This study explored the effect of a single local intraosseous application of a small dose of simvastatin on the wound healing process in type 1 diabetic rats and related mechanisms.
The authors chose the streptozotocin-induced type 1 diabetic rat to establish a full-thickness dermal wound using a 12-mm-diameter sterile disposable punch. The rats (n
= 32) were divided randomly into four groups: (1) normal control rats, (2) type 1 diabetic rats with intraosseous injection of hydrogel vehicle, (3) type 1 diabetic rats with intraosseous injection of simvastatin (0.5 mg), and (4) type 1 diabetic rats with intragastric administration of simvastatin (20 mg/kg per day). Wound closure was followed by digital planimetry. Mobilization of endothelial progenitor cells into the circulatory system was studied using fluorescence-activated cell sorting. Neovascularization was analyzed with immunofluorescence histochemical staining. The relative levels of adiponectin and stromal cell-derived factor 1 (SDF-1) in serum, bone, and wound tissues were examined by enzyme-linked immunosorbent assay and Western blot.
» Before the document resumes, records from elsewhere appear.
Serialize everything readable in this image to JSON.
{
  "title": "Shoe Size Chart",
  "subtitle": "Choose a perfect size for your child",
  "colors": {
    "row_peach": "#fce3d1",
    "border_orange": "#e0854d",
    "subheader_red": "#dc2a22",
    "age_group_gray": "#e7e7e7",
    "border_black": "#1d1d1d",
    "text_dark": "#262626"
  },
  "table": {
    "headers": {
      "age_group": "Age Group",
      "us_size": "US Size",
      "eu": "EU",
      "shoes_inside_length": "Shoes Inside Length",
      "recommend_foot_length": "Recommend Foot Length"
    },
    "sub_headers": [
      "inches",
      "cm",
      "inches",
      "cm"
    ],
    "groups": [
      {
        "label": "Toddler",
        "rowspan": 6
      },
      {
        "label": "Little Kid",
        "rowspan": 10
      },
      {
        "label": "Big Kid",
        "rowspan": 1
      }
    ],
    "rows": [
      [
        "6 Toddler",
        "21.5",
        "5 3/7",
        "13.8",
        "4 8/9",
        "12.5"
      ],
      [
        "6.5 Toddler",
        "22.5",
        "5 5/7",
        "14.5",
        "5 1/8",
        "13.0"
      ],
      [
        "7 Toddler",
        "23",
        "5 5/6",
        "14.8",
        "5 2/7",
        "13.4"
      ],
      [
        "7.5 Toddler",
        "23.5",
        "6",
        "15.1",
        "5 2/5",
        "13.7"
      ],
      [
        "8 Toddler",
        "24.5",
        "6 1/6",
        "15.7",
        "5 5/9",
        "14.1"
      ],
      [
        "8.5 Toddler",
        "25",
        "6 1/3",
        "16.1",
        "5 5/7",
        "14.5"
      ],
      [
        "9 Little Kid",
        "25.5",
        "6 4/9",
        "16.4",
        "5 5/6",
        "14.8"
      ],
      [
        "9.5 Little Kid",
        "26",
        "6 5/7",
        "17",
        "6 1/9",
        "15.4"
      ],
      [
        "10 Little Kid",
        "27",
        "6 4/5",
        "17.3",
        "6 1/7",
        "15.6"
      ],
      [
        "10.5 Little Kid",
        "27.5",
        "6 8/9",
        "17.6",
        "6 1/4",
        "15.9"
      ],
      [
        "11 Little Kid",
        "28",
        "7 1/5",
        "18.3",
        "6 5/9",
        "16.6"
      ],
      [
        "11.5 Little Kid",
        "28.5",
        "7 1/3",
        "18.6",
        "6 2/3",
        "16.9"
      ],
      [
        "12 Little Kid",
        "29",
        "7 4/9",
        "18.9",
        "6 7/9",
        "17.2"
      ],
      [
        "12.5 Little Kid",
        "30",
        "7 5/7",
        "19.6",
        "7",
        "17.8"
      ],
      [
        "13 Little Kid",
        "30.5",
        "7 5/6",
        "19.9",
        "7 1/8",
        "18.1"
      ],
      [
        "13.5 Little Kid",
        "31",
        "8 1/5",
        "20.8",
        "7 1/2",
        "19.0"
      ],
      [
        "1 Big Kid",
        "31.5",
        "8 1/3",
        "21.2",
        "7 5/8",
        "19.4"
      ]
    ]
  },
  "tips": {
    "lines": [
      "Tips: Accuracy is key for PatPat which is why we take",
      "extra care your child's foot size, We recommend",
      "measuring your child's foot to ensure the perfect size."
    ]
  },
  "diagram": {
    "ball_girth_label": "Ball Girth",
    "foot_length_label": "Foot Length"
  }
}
Diabetic rats exhibited impaired wound healing. Intraosseous administration of simvastatin accelerated wound healing beginning at day 4, and angiogenesis was more obvious than in the control group. Enzyme-linked immunosorbent assay revealed that adiponectin concentrations in the diabetic rats with intraosseous injection of hydrogel vehicle plus simvastatin 0.5-mg group were significantly higher compared with the diabetic rats with intraosseous injection of hydrogel vehicle group beginning at day 4. Intraosseous administration of simvastatin decreased the expression of adiponectin and SDF-1 in bone tissue but enhanced the expression of adiponectin in wounded skin.
A single local intraosseous application of simvastatin promotes wound healing in type 1 diabetic rat. The underlying mechanisms may be attributed to the regulation of the adiponectin/SDF-1 pathway, which plays a pivotal role in endothelial progenitor cell mobilization and angiogenesis.